2. Verfahrensablauf 

2.1 Eingang der Meldung 

Nachdem eine Meldung eingegangen ist, wird der Eingang im digitalen Hinweisgebersystem dokumentiert und der internen Meldestelle zugeleitet. 

Hinweis: Den Hinweisgebern wird nach Abgabe einer Meldung ein mehrstelliger Code angezeigt. Dieser Code ist sicher aufzubewahren, da der Code benötigt wird, um sich später in das digitale Hinweisgebersystem einzuloggen und das Feedback anzusehen. 


Die Hinweisgeber werden umgehend, spätestens innerhalb von sieben Tagen über den Eingang ihrer Meldung informiert.

2.2 Bearbeitung der Meldung

Die interne Meldestelle befasst sich mit der abgegebenen Meldung, klärt den Sachverhalt auf und ergreift ggf. Folgemaßnahmen. 

2.3 Mögliche Maßnahmen

Als Folgemaßnahmen kann die interne Meldestelle insbesondere interne Untersuchungen durchführen und betroffene Personen sowie betroffene Einheiten kontaktieren, die Hinweisgeber an andere zuständige Stellen verweisen, das Verfahren aus Mangel an Beweisen oder aus anderen Gründen abschließen oder zwecks weiterer Untersuchungen abgeben an entweder a) eine für interne Ermittlungen zuständige Abteilung oder b) eine zuständige Behörde.

Kommt die interne Meldestelle zu der Überzeugung, dass ein Verstoß vorliegt, wird ein Vorschlag für das weitere Vorgehen einschließlich der Präventions- und Abhilfemaßnahmen erarbeitet. Soweit möglich und erforderlich, werden die Hinweisgeber in diesen Prozess einbezogen. 

2.4 Rückmeldung an die Hinweisgeber

Spätestens drei Monate nach Bestätigung des Eingangs der Meldung erfolgt eine Rückmeldung an die Hinweisgeber. Diese beinhaltet die Mitteilung geplanter sowie bereits ergriffener Folgemaßnahmen sowie die Gründe für diese oder ggf. auch eine begründete Mitteilung, dass der Vorgang nicht verfolgt wird.

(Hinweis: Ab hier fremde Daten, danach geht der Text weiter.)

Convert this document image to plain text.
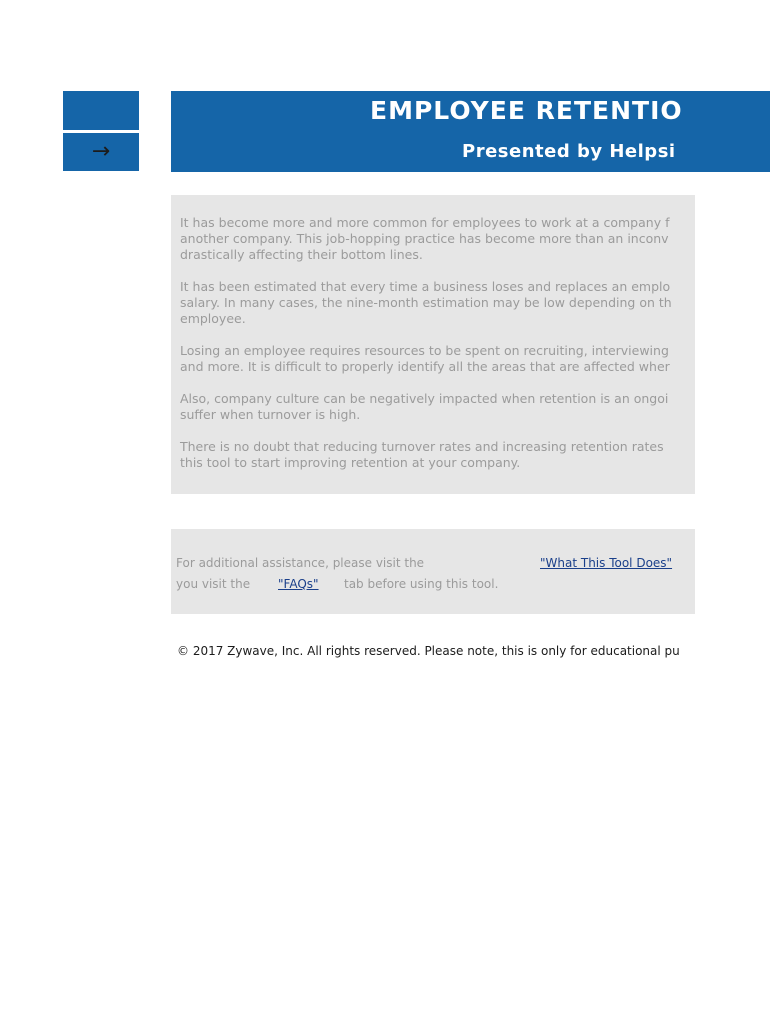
→
EMPLOYEE RETENTIO
Presented by Helpsi

It has become more and more common for employees to work at a company f
another company. This job-hopping practice has become more than an inconv
drastically affecting their bottom lines.

It has been estimated that every time a business loses and replaces an emplo
salary. In many cases, the nine-month estimation may be low depending on th
employee.

Losing an employee requires resources to be spent on recruiting, interviewing
and more. It is difficult to properly identify all the areas that are affected wher

Also, company culture can be negatively impacted when retention is an ongoi
suffer when turnover is high.

There is no doubt that reducing turnover rates and increasing retention rates
this tool to start improving retention at your company.

For additional assistance, please visit the	"What This Tool Does"
you visit the "FAQs" tab before using this tool.
© 2017 Zywave, Inc. All rights reserved. Please note, this is only for educational pu
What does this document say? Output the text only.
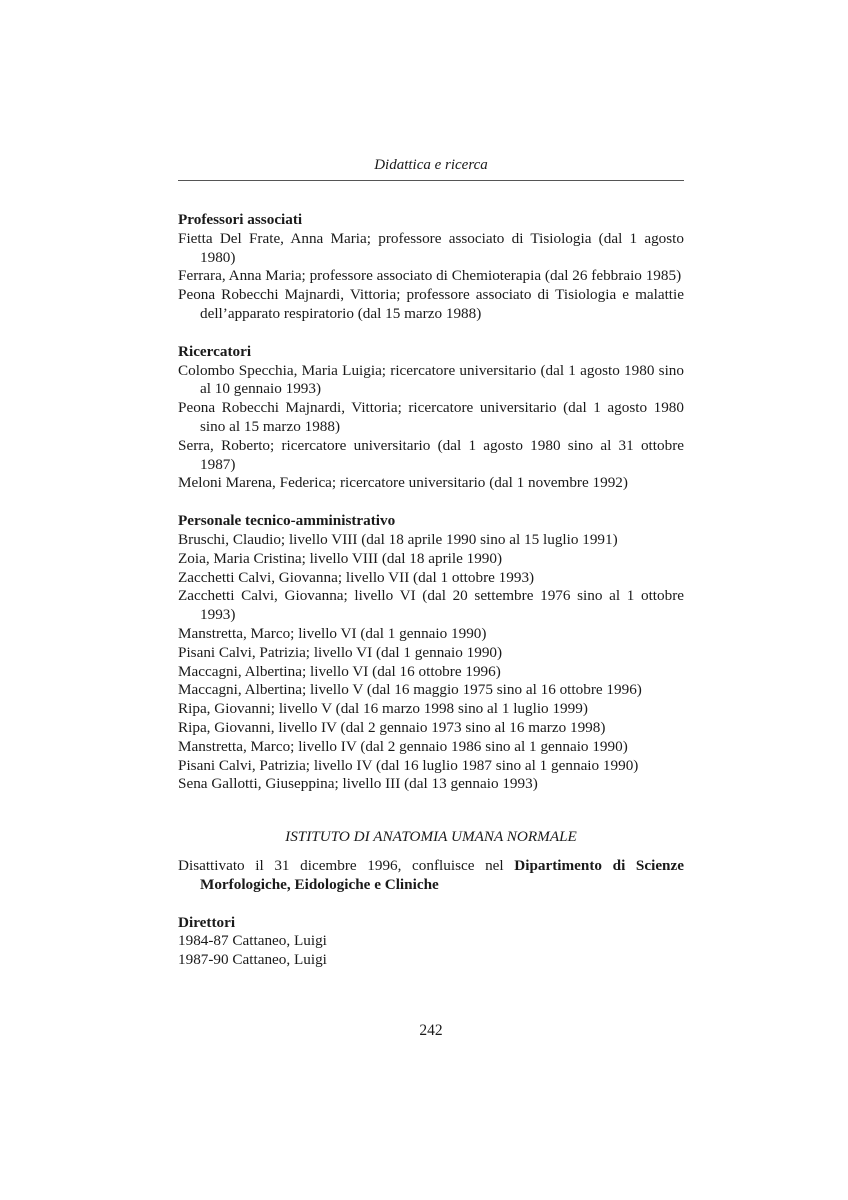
Didattica e ricerca

Professori associati

Fietta Del Frate, Anna Maria; professore associato di Tisiologia (dal 1 agosto 1980)

Ferrara, Anna Maria; professore associato di Chemioterapia (dal 26 febbraio 1985)

Peona Robecchi Majnardi, Vittoria; professore associato di Tisiologia e malattie dell’apparato respiratorio (dal 15 marzo 1988)

Ricercatori

Colombo Specchia, Maria Luigia; ricercatore universitario (dal 1 agosto 1980 sino al 10 gennaio 1993)

Peona Robecchi Majnardi, Vittoria; ricercatore universitario (dal 1 agosto 1980 sino al 15 marzo 1988)

Serra, Roberto; ricercatore universitario (dal 1 agosto 1980 sino al 31 ottobre 1987)

Meloni Marena, Federica; ricercatore universitario (dal 1 novembre 1992)

Personale tecnico-amministrativo

Bruschi, Claudio; livello VIII (dal 18 aprile 1990 sino al 15 luglio 1991)

Zoia, Maria Cristina; livello VIII (dal 18 aprile 1990)

Zacchetti Calvi, Giovanna; livello VII (dal 1 ottobre 1993)

Zacchetti Calvi, Giovanna; livello VI (dal 20 settembre 1976 sino al 1 ottobre 1993)

Manstretta, Marco; livello VI (dal 1 gennaio 1990)

Pisani Calvi, Patrizia; livello VI (dal 1 gennaio 1990)

Maccagni, Albertina; livello VI (dal 16 ottobre 1996)

Maccagni, Albertina; livello V (dal 16 maggio 1975 sino al 16 ottobre 1996)

Ripa, Giovanni; livello V (dal 16 marzo 1998 sino al 1 luglio 1999)

Ripa, Giovanni, livello IV (dal 2 gennaio 1973 sino al 16 marzo 1998)

Manstretta, Marco; livello IV (dal 2 gennaio 1986 sino al 1 gennaio 1990)

Pisani Calvi, Patrizia; livello IV (dal 16 luglio 1987 sino al 1 gennaio 1990)

Sena Gallotti, Giuseppina; livello III (dal 13 gennaio 1993)

ISTITUTO DI ANATOMIA UMANA NORMALE

Disattivato il 31 dicembre 1996, confluisce nel Dipartimento di Scienze Morfologiche, Eidologiche e Cliniche

Direttori

1984-87 Cattaneo, Luigi

1987-90 Cattaneo, Luigi

242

Eine Rückmeldung an die Hinweisgeber darf nur erfolgen, wenn dadurch interne Nachforschungen oder Ermittlungen nicht berührt und die Rechte der Personen, die Gegenstand einer Meldung sind oder die in der Meldung genannt werden, nicht beeinträchtigt werden.

2.5 Abschluss des Verfahrens

Wenn das Verfahren abgeschlossen ist, werden die Hinweisgeber hierüber informiert.  

Die Bearbeitungszeit eines Verfahrens variiert je nach Komplexität des Sachverhaltes und kann daher wenige Tage bis zu mehrere Monate dauern.